Similarly, people are categorized along a spectrum of hot and cold (with some variations like “dry” or “damp”, etc). One of my coworkers explained to me that a doctor can tell you which of these you are, and depending on the results, you will know what foods are best for you to eat or avoid due to your personal “temperature.” Since traditional Chinese medicine is all about balance, if you are a “hot” person, you should eat more cooling foods to help balance you out. The opposite is true if you are a “cold” person. It’s probably most similar to the old idea of the four humors.
I found this helpful infographic online that breaks it down a bit:
There Is No Limit to What Can Be Dried
You can dry anything, if you just believe in yourself hard enough. There are whole shops here that seem to be stocked with nothing but dried foods. I do not know what to make of some of these things which seem to range from fruits to odd roots to cuttlefish and squid to I-do-not-want-to-know-what. The rule of thumb seems to be, “Anything that can be dried will be dried!” Dear family members, I hope you are all super excited for your authentic Hong Kong Christmas presents this year!

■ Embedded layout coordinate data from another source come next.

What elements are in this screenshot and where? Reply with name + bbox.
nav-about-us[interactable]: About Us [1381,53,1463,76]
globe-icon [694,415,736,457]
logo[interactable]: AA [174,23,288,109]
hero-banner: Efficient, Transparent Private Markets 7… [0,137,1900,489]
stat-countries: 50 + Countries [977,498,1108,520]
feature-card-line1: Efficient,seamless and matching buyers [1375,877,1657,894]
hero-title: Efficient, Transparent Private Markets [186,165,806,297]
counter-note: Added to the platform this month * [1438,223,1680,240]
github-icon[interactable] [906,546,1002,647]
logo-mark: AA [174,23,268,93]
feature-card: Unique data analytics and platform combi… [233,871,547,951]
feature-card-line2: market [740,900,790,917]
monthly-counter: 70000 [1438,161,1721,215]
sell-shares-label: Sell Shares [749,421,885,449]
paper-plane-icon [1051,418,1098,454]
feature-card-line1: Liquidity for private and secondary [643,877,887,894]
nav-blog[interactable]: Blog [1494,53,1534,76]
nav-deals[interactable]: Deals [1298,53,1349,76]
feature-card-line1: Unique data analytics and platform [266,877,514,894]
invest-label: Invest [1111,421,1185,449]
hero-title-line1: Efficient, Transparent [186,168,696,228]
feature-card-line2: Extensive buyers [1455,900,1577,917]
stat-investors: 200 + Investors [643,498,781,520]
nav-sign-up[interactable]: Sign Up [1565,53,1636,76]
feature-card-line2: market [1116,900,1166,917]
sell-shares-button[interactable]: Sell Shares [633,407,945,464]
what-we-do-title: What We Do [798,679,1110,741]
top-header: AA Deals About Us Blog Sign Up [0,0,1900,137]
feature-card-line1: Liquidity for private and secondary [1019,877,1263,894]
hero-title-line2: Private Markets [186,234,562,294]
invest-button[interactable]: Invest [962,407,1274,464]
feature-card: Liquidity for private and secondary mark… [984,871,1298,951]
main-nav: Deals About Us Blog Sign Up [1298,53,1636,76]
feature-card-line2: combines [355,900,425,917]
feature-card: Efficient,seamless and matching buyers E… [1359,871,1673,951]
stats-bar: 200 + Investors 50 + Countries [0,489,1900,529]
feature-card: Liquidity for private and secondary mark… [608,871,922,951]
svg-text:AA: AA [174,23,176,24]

Lions and Dragons and Gin, Oh My!
Yesterday I was trying to work and was hearing a huge commotion from somewhere outside with loud drums and a man’s voice booming over a loudspeaker. I assumed there was some sort of protest or demonstration going on. After about 20 minutes of this, I asked one of my coworkers what it was. She replied very nonchalantly, “Oh, it’s a grand opening.”
“Like… for a store or something?”
“I think so.”
“Wow. It’s really loud.”
“Well, they have to have some lions and a dragon dance and drummers,” she said as if this were obvious.
“So…it’s normal for the grand opening of a business to have lions and dragons dancing around?”
“Yes,” she said and then patiently explained, “The lions will scare away bad luck and the dragon will bring good luck and prosperity so the business will be profitable.”
I tried to get over there fast enough to get pictures, but by the time I had this conversation things were wrapping up. There were two impossibly tall hype girls tottering around in 3 inch skirts with 6 inch high heels. There was a Tanqueray gin cart (it was 11:30 on a Tuesday morning). There was a drum band and two lions that lit up, and I caught the tail end of a long dragon disappearing down the street. I tried to get a few pictures, but I didn’t do a great job.
I keep imagining what the equivalent of this would be in my hometown in Louisiana. The best I can come up with is the Virgin Mary and a giant crawfish doing a 2-step to some Zydeco band with an accordion with free flow Bud Light. I think I’m onto something.